TL;DR
Mexico has arrested Janos Balla, a Hungarian drug trafficker on the EU's most wanted list, during a crime crackdown. He was detained in Quintana Roo and has a six-year prison sentence in the EU for drug smuggling.
The Mexican government has arrested a suspected drug trafficker featured on the European Union’s “most wanted fugitives” list, as it attempts to crack down on criminal operations within its borders.
On Saturday, Mexico’s Security Minister Omar Garcia Harfuch announced that 48-year-old Hungarian citizen Janos Balla, who goes by the alias “Daniel Takacs”, had been detained in the southern state of Quintana Roo.
In the EU, Balla has been sentenced to six years in prison for smuggling narcotic drugs and psychotropic substances.
According to Garcia Harfuch, Balla was the subject of an Interpol red notice, which calls on law enforcement authorities around the world to assist with the arrest of a suspect.
In a joint statement, the Mexican agencies involved in the arrest credited their collaboration with Hungarian authorities for helping to secure Balla’s arrest.
“Based on the exchange of information with Hungarian security agencies, as well as intelligence and investigative work, [Balla’s] mobility zone was identified in the municipality of Benito Juarez, where a coordinated operation was implemented, resulting in his arrest on Politecnico Avenue,” it said.
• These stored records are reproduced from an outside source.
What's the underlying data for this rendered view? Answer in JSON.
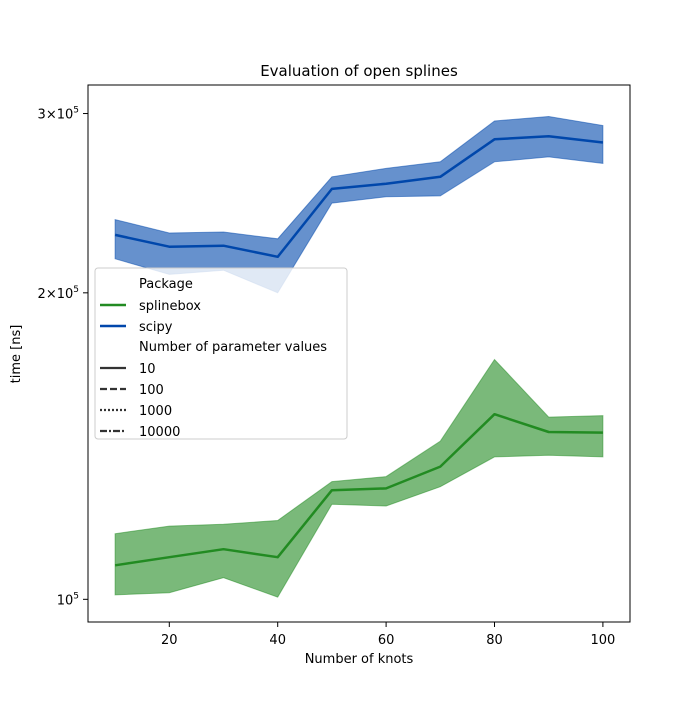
{
  "chart_data": {
    "type": "line",
    "title": "Evaluation of open splines",
    "xlabel": "Number of knots",
    "ylabel": "time [ns]",
    "yscale": "log",
    "xlim": [
      5,
      105
    ],
    "ylim": [
      95000,
      320000
    ],
    "x_ticks": [
      20,
      40,
      60,
      80,
      100
    ],
    "x_tick_labels": [
      "20",
      "40",
      "60",
      "80",
      "100"
    ],
    "y_ticks": [
      {
        "value": 100000,
        "base": "10",
        "exp": "5",
        "mult": ""
      },
      {
        "value": 200000,
        "base": "10",
        "exp": "5",
        "mult": "2×"
      },
      {
        "value": 300000,
        "base": "10",
        "exp": "5",
        "mult": "3×"
      }
    ],
    "x": [
      10,
      20,
      30,
      40,
      50,
      60,
      70,
      80,
      90,
      100
    ],
    "series": [
      {
        "name": "splinebox",
        "color": "#228b22",
        "values": [
          108000,
          110000,
          112000,
          110000,
          128000,
          128500,
          135000,
          152000,
          146000,
          145800
        ],
        "band_lower": [
          101000,
          101500,
          105000,
          100500,
          124000,
          123500,
          129000,
          138000,
          138500,
          138000
        ],
        "band_upper": [
          116000,
          118000,
          118500,
          119500,
          130500,
          132000,
          143000,
          172000,
          151000,
          151500
        ]
      },
      {
        "name": "scipy",
        "color": "#0047ab",
        "values": [
          228000,
          222000,
          222500,
          217000,
          253000,
          256000,
          260000,
          283000,
          285000,
          281000
        ],
        "band_lower": [
          216000,
          208500,
          210500,
          200000,
          245000,
          248500,
          249000,
          269000,
          272000,
          268000
        ],
        "band_upper": [
          236000,
          229000,
          229500,
          226000,
          260000,
          265000,
          269000,
          295000,
          298000,
          292000
        ]
      }
    ],
    "legend": {
      "placement": "center-left",
      "hue_title": "Package",
      "hue_entries": [
        "splinebox",
        "scipy"
      ],
      "style_title": "Number of parameter values",
      "style_entries": [
        "10",
        "100",
        "1000",
        "10000"
      ]
    }
  }
}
The statement added that Balla was placed in the custody of Mexico’s National Institute of Migration, “in order to determine his immigration status and continue his controlled deportation process to Europe”.
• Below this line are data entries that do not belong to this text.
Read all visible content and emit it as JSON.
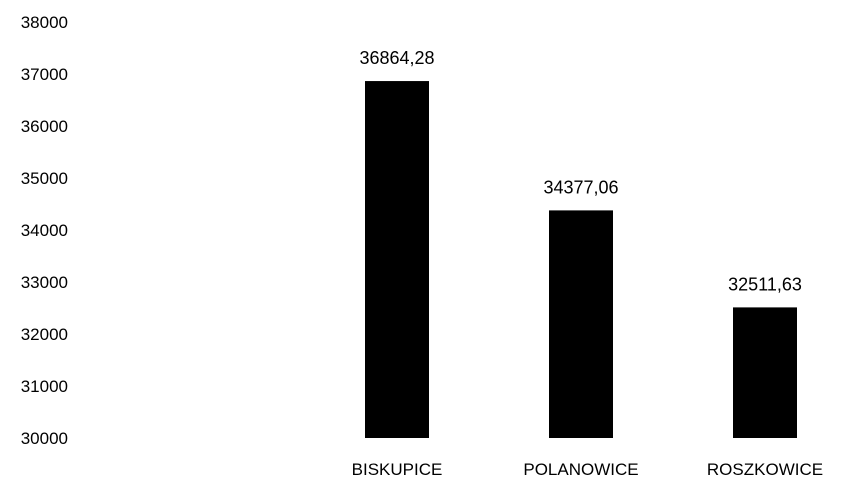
{
  "chart_data": {
    "type": "bar",
    "title": "",
    "xlabel": "",
    "ylabel": "",
    "categories": [
      "BISKUPICE",
      "POLANOWICE",
      "ROSZKOWICE"
    ],
    "values": [
      36864.28,
      34377.06,
      32511.63
    ],
    "value_labels": [
      "36864,28",
      "34377,06",
      "32511,63"
    ],
    "ylim": [
      30000,
      38000
    ],
    "yticks": [
      30000,
      31000,
      32000,
      33000,
      34000,
      35000,
      36000,
      37000,
      38000
    ],
    "ytick_labels": [
      "30000",
      "31000",
      "32000",
      "33000",
      "34000",
      "35000",
      "36000",
      "37000",
      "38000"
    ],
    "bar_color": "#000000",
    "grid": false,
    "legend": "none"
  }
}
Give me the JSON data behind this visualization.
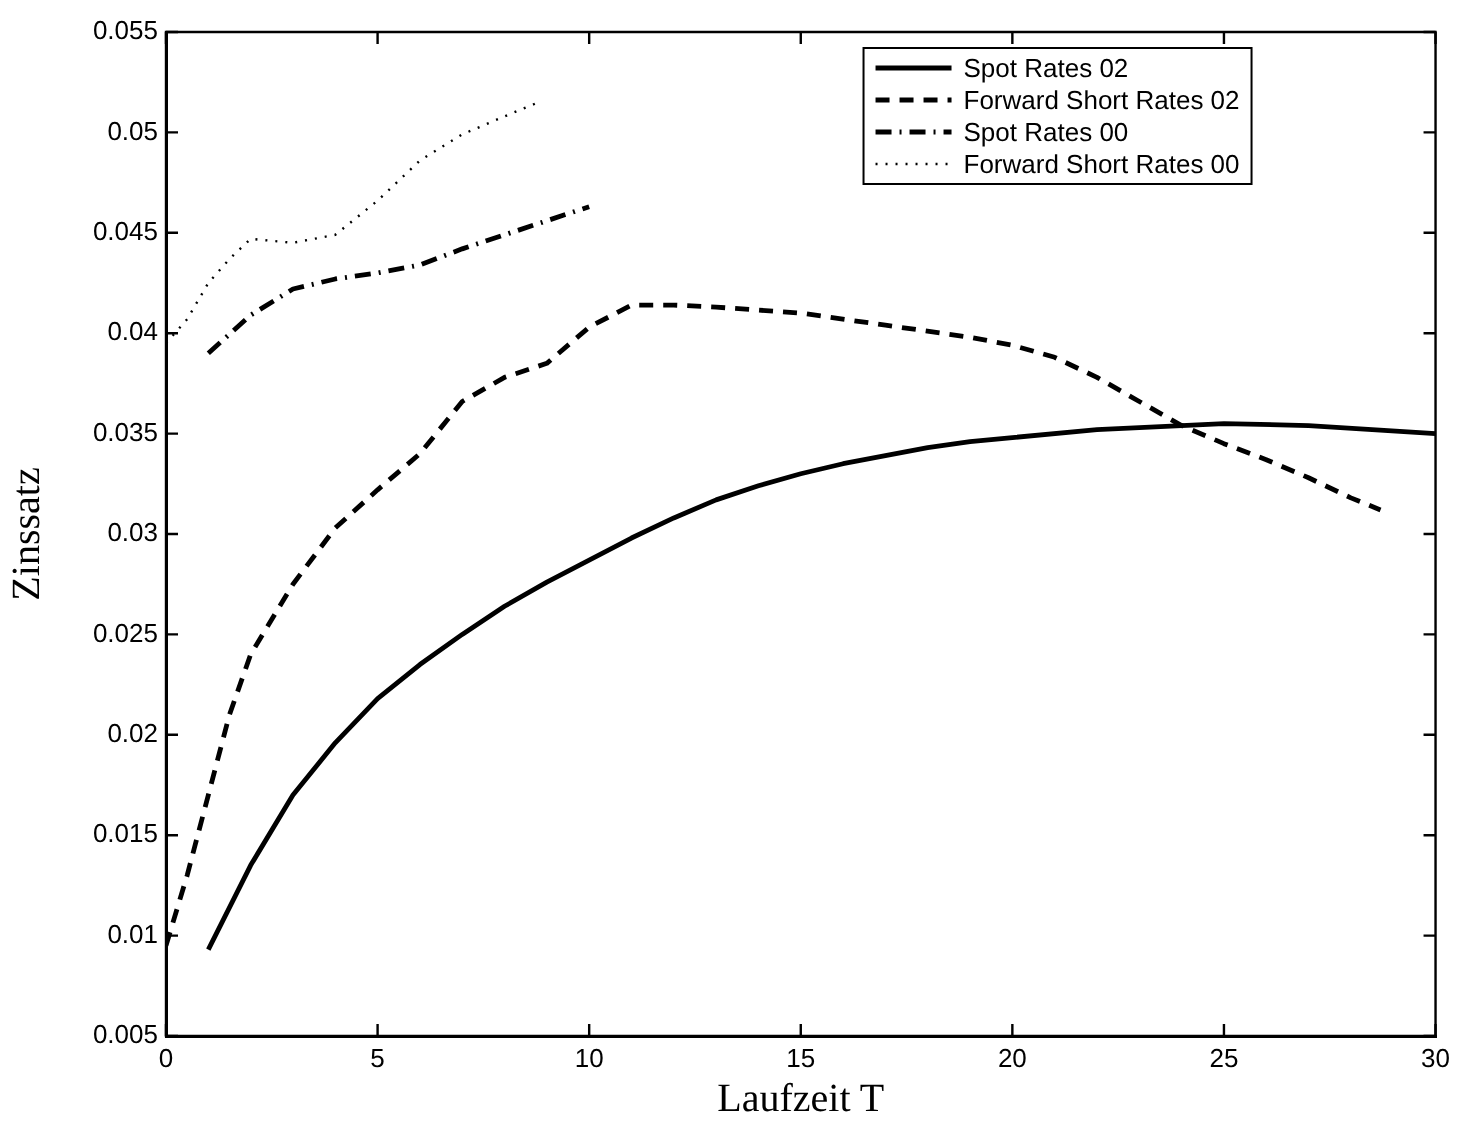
{
  "chart_data": {
    "type": "line",
    "xlabel": "Laufzeit T",
    "ylabel": "Zinssatz",
    "xlim": [
      0,
      30
    ],
    "xticks": [
      0,
      5,
      10,
      15,
      20,
      25,
      30
    ],
    "ylim": [
      0.005,
      0.055
    ],
    "yticks": [
      0.005,
      0.01,
      0.015,
      0.02,
      0.025,
      0.03,
      0.035,
      0.04,
      0.045,
      0.05,
      0.055
    ],
    "grid": false,
    "legend": "top right",
    "marker": "none",
    "series": [
      {
        "name": "Spot Rates 02",
        "color": "#000000",
        "line_style": "solid",
        "x": [
          1,
          2,
          3,
          4,
          5,
          6,
          7,
          8,
          9,
          10,
          11,
          12,
          13,
          14,
          15,
          16,
          17,
          18,
          19,
          20,
          22,
          24,
          25,
          27,
          30
        ],
        "values": [
          0.0093,
          0.0135,
          0.017,
          0.0196,
          0.0218,
          0.0235,
          0.025,
          0.0264,
          0.0276,
          0.0287,
          0.0298,
          0.0308,
          0.0317,
          0.0324,
          0.033,
          0.0335,
          0.0339,
          0.0343,
          0.0346,
          0.0348,
          0.0352,
          0.0354,
          0.0355,
          0.0354,
          0.035
        ]
      },
      {
        "name": "Forward Short Rates 02",
        "color": "#000000",
        "line_style": "dashed",
        "x": [
          0,
          0.5,
          1,
          1.5,
          2,
          3,
          4,
          5,
          6,
          7,
          8,
          9,
          10,
          11,
          12,
          13,
          15,
          17,
          19,
          20,
          21,
          22,
          23,
          24,
          25,
          26,
          27,
          28,
          28.7
        ],
        "values": [
          0.0095,
          0.013,
          0.017,
          0.021,
          0.024,
          0.0275,
          0.0303,
          0.0322,
          0.034,
          0.0366,
          0.0378,
          0.0385,
          0.0403,
          0.0414,
          0.0414,
          0.0413,
          0.041,
          0.0404,
          0.0398,
          0.0394,
          0.0388,
          0.0378,
          0.0366,
          0.0354,
          0.0345,
          0.0337,
          0.0328,
          0.0318,
          0.0312
        ]
      },
      {
        "name": "Spot Rates 00",
        "color": "#000000",
        "line_style": "dashdot",
        "x": [
          1,
          2,
          3,
          4,
          5,
          6,
          7,
          8,
          9,
          10
        ],
        "values": [
          0.039,
          0.0409,
          0.0422,
          0.0427,
          0.043,
          0.0434,
          0.0442,
          0.0449,
          0.0456,
          0.0463
        ]
      },
      {
        "name": "Forward Short Rates 00",
        "color": "#000000",
        "line_style": "dotted",
        "x": [
          0,
          0.5,
          1,
          1.5,
          2,
          3,
          4,
          5,
          6,
          7,
          8,
          8.8
        ],
        "values": [
          0.0395,
          0.0407,
          0.0425,
          0.0437,
          0.0447,
          0.0445,
          0.0449,
          0.0466,
          0.0486,
          0.0499,
          0.0508,
          0.0515
        ]
      }
    ]
  }
}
Saturday’s was the latest high-profile arrest under President Claudia Sheinbaum, who has sought to pivot away from the “hugs, not bullets” philosophy of her predecessor and political mentor, Andres Manuel Lopez Obrador.
Her administration has taken a harder line on combatting drug trafficking and other cartel activity in Mexico, particularly in the wake of pressure from her counterpart in the United States, President Donald Trump.
Having labelled several Mexican cartels “foreign terrorist organisations”, Trump has repeatedly threatened to take military action in the country, despite outcry that such a move would violate Mexican sovereignty.
He has also used tariffs on Mexican exports as economic leverage to ensure compliance with his anti-drug push.
“We have to eradicate them,” Trump said of Mexico’s cartels in March. “We have to knock the hell out of them because they’re getting worse. They’re taking over their country. The cartels are running Mexico. We can’t have that.”
But Sheinbaum’s government has pointed to an uptick in cartel arrests as proof of the efficacy of their strategy.